Cavor packt die koffer: wetzlas tor-gigant zieht es nach ljubljana

Ein Satz, der Mittelhessen schwer im Magen liegt: Stefan Cavor geht. Nach 1.056 Treffern, nach 266 Bundesliga-Spielen, nach zehn Jahren Loyalität. Der 31-jährige Montenegriner unterschreibt beim slowenischen Double-Sieger Slovan Ljubljana bis 2028 – und spült zwei Flaschen Rakija auf die Verhandlungstische der Liga.

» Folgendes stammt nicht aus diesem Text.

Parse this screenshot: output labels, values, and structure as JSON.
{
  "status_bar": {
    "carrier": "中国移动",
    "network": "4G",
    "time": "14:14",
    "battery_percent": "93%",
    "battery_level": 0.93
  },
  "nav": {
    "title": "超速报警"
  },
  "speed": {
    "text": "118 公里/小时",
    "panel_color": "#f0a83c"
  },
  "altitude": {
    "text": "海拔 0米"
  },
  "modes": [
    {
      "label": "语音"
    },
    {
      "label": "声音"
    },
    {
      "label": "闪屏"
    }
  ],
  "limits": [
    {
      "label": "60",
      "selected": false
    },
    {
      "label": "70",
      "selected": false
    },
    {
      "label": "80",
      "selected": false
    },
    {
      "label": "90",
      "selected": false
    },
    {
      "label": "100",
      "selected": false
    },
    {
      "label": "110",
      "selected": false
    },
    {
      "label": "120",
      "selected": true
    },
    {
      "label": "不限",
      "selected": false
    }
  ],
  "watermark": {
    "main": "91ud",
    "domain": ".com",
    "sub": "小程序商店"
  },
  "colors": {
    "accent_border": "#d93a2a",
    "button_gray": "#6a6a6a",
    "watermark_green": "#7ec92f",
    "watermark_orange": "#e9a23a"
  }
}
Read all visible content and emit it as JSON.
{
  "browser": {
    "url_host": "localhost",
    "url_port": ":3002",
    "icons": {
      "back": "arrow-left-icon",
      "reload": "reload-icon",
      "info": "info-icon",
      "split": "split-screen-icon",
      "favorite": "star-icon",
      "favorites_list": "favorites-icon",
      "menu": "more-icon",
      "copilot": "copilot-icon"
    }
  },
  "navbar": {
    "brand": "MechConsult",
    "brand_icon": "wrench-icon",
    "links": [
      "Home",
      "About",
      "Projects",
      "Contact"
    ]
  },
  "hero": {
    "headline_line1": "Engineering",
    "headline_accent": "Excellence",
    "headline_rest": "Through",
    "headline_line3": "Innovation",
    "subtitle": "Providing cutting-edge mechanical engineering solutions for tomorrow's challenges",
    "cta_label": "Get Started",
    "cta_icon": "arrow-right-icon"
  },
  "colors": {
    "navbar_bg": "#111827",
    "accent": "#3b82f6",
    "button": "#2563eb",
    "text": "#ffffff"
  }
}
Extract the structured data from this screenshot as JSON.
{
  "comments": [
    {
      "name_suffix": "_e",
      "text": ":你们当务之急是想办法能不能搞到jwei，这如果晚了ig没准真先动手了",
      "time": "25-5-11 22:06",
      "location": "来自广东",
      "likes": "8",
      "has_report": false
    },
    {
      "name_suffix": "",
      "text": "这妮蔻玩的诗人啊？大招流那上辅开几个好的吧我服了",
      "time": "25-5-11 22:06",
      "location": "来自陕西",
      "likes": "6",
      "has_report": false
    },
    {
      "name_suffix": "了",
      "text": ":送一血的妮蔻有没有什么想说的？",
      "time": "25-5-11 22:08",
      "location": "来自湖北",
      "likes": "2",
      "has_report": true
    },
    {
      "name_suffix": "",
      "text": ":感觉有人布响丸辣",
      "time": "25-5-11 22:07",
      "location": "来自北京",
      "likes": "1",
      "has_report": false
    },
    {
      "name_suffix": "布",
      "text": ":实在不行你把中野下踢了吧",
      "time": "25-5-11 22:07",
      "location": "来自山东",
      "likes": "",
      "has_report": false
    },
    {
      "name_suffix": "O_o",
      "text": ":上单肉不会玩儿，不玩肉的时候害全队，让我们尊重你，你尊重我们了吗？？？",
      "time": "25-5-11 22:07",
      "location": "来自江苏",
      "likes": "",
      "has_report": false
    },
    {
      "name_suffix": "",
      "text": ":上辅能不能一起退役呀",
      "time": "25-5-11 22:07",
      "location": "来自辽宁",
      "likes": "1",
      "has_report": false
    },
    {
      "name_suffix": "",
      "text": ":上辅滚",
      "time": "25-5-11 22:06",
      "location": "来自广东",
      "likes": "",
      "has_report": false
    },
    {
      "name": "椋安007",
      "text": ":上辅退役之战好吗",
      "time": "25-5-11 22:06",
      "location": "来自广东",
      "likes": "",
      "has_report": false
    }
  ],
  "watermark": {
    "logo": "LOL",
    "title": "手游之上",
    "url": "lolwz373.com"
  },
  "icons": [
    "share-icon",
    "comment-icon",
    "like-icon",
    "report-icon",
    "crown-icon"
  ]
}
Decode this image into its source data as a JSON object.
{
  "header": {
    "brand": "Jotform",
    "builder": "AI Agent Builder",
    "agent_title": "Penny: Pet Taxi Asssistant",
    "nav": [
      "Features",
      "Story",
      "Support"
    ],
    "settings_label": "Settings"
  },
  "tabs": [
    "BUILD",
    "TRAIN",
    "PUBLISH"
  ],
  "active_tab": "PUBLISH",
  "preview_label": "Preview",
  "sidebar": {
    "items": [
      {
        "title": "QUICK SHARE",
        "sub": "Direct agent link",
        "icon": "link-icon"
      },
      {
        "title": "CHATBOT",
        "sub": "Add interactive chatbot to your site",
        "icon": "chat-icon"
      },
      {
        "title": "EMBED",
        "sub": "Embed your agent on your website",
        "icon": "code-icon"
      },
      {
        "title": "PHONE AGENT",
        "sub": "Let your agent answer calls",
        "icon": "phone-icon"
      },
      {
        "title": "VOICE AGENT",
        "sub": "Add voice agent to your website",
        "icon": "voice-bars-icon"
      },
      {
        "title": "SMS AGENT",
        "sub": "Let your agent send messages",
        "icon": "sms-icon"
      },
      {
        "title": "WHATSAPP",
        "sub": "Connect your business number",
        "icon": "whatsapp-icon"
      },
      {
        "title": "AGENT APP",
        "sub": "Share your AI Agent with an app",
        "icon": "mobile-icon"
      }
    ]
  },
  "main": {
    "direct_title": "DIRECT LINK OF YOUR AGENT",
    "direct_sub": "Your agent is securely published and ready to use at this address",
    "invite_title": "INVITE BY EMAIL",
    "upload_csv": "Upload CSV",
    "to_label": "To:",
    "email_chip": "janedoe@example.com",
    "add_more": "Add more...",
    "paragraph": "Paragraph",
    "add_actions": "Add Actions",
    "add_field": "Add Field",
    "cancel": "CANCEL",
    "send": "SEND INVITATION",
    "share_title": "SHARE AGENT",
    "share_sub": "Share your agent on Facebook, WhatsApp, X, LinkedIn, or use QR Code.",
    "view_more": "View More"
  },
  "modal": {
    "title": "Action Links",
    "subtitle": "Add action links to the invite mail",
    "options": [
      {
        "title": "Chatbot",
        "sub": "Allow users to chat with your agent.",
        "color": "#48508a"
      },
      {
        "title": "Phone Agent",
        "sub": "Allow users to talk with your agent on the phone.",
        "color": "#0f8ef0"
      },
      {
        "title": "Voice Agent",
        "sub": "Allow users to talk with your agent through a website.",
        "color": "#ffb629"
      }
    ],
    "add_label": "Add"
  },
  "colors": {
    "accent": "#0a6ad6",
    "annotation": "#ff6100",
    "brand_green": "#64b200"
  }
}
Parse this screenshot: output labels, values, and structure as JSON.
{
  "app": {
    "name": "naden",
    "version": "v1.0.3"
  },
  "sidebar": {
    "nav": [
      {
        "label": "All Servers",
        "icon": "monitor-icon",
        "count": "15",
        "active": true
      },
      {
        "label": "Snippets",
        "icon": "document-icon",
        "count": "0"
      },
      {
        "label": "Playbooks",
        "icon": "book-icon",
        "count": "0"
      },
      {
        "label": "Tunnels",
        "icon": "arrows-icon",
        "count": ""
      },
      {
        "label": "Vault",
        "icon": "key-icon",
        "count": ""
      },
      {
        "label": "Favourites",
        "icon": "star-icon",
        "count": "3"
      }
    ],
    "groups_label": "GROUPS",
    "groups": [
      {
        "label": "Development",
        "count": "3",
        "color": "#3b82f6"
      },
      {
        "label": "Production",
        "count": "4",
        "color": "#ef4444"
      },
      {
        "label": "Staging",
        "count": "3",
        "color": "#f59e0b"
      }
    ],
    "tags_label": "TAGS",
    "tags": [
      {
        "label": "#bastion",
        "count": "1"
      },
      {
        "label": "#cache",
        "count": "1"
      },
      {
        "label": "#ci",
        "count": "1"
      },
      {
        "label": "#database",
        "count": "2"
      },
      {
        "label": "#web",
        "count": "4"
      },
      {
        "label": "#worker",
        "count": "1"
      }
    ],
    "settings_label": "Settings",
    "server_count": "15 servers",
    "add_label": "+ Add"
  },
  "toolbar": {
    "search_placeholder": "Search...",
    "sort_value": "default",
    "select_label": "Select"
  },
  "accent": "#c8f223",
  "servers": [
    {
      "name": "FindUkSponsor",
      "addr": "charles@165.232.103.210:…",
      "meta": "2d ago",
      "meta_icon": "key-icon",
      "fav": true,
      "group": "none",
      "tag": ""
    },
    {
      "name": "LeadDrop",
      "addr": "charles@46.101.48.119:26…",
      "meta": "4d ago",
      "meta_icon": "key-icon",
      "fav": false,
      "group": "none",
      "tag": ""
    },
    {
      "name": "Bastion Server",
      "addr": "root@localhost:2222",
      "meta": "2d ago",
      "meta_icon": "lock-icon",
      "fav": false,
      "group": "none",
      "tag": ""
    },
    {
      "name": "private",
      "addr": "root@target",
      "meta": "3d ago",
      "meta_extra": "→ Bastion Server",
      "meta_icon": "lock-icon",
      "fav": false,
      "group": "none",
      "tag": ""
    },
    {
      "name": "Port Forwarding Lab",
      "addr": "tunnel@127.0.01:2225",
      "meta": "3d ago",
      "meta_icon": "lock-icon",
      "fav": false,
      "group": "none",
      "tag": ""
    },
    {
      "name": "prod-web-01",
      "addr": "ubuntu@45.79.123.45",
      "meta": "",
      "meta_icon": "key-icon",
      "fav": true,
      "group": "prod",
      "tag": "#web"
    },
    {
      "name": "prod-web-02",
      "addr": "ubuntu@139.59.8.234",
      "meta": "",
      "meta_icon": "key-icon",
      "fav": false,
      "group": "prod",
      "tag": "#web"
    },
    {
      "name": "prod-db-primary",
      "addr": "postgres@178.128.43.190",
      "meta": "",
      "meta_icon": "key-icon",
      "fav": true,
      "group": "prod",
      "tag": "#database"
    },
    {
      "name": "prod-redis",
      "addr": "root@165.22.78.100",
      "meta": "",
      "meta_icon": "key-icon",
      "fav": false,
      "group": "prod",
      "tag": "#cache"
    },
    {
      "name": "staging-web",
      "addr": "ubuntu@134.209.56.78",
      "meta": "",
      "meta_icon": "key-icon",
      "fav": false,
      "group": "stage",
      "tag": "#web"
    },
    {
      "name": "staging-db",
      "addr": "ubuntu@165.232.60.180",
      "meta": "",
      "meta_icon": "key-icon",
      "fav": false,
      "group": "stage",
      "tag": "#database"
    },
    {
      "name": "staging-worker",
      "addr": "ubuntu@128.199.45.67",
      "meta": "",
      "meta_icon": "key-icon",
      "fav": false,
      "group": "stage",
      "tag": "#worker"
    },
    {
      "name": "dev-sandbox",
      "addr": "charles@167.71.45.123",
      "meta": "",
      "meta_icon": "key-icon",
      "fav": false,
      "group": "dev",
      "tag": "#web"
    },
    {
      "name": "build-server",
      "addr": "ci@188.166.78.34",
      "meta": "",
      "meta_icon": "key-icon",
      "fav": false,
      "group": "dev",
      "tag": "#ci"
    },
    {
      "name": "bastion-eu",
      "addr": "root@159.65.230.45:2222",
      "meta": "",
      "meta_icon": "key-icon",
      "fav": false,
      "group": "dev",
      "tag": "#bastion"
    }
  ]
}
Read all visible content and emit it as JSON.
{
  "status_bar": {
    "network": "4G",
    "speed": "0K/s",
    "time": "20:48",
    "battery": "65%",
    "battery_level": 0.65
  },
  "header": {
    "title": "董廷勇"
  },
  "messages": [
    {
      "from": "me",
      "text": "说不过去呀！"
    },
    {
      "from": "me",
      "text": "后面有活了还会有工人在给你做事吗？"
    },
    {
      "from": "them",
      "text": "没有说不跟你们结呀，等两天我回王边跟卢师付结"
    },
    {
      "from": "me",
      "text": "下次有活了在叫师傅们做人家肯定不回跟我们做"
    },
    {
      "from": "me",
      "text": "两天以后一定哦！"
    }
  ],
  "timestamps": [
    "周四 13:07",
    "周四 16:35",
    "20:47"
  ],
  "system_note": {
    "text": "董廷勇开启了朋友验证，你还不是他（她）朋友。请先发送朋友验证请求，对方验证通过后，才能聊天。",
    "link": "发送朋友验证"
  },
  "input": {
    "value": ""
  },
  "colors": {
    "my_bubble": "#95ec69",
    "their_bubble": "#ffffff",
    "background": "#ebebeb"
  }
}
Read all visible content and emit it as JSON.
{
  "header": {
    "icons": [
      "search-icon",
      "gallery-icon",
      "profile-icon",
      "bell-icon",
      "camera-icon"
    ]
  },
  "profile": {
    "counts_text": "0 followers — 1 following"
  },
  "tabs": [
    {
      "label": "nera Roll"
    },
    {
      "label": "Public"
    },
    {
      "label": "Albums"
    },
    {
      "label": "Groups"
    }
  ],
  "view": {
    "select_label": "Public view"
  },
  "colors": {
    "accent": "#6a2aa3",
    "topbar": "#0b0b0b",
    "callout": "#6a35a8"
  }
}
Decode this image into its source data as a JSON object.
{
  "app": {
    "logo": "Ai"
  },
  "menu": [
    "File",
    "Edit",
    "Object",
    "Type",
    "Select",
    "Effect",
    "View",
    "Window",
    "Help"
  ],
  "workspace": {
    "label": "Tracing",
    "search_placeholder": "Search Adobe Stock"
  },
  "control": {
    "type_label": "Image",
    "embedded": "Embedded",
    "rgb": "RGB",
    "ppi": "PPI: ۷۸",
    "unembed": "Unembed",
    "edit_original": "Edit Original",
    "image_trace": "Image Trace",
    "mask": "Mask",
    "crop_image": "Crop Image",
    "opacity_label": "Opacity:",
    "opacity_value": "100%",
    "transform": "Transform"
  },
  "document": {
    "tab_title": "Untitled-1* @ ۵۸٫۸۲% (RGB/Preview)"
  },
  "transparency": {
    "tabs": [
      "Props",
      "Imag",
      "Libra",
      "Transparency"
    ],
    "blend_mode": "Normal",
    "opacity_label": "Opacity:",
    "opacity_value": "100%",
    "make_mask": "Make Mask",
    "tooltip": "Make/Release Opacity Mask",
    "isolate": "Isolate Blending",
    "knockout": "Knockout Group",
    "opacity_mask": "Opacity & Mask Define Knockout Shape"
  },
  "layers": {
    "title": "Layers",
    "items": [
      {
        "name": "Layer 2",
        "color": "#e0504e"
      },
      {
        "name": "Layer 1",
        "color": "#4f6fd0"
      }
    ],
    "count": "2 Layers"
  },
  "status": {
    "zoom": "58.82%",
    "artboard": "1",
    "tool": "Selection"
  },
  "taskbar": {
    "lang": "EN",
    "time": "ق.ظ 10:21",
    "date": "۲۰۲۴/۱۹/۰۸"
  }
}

Der abschied, der schon lange brodelte

Intern hatte die HSG Wetzlar seit Wochen mit dem Worst-Case gerechnet. Cavor wollte nicht mehr nur Tabellenkicker sein, er wollte Europacup-Feeling, Dolce-vita-Klima und eine Stadt, in der Handball Religion ist. Ljubljana bietet alles drei. Die Slowenen um Manager Marko Ivič legten deshalb nicht nur ein Dreijahres-Paket auf den Tisch, sondern auch eine Rolle als „sportliches Aushängeschild“ – Marketingcode für: Wir bauen um dich herum die nächste Champions-League-Offensive.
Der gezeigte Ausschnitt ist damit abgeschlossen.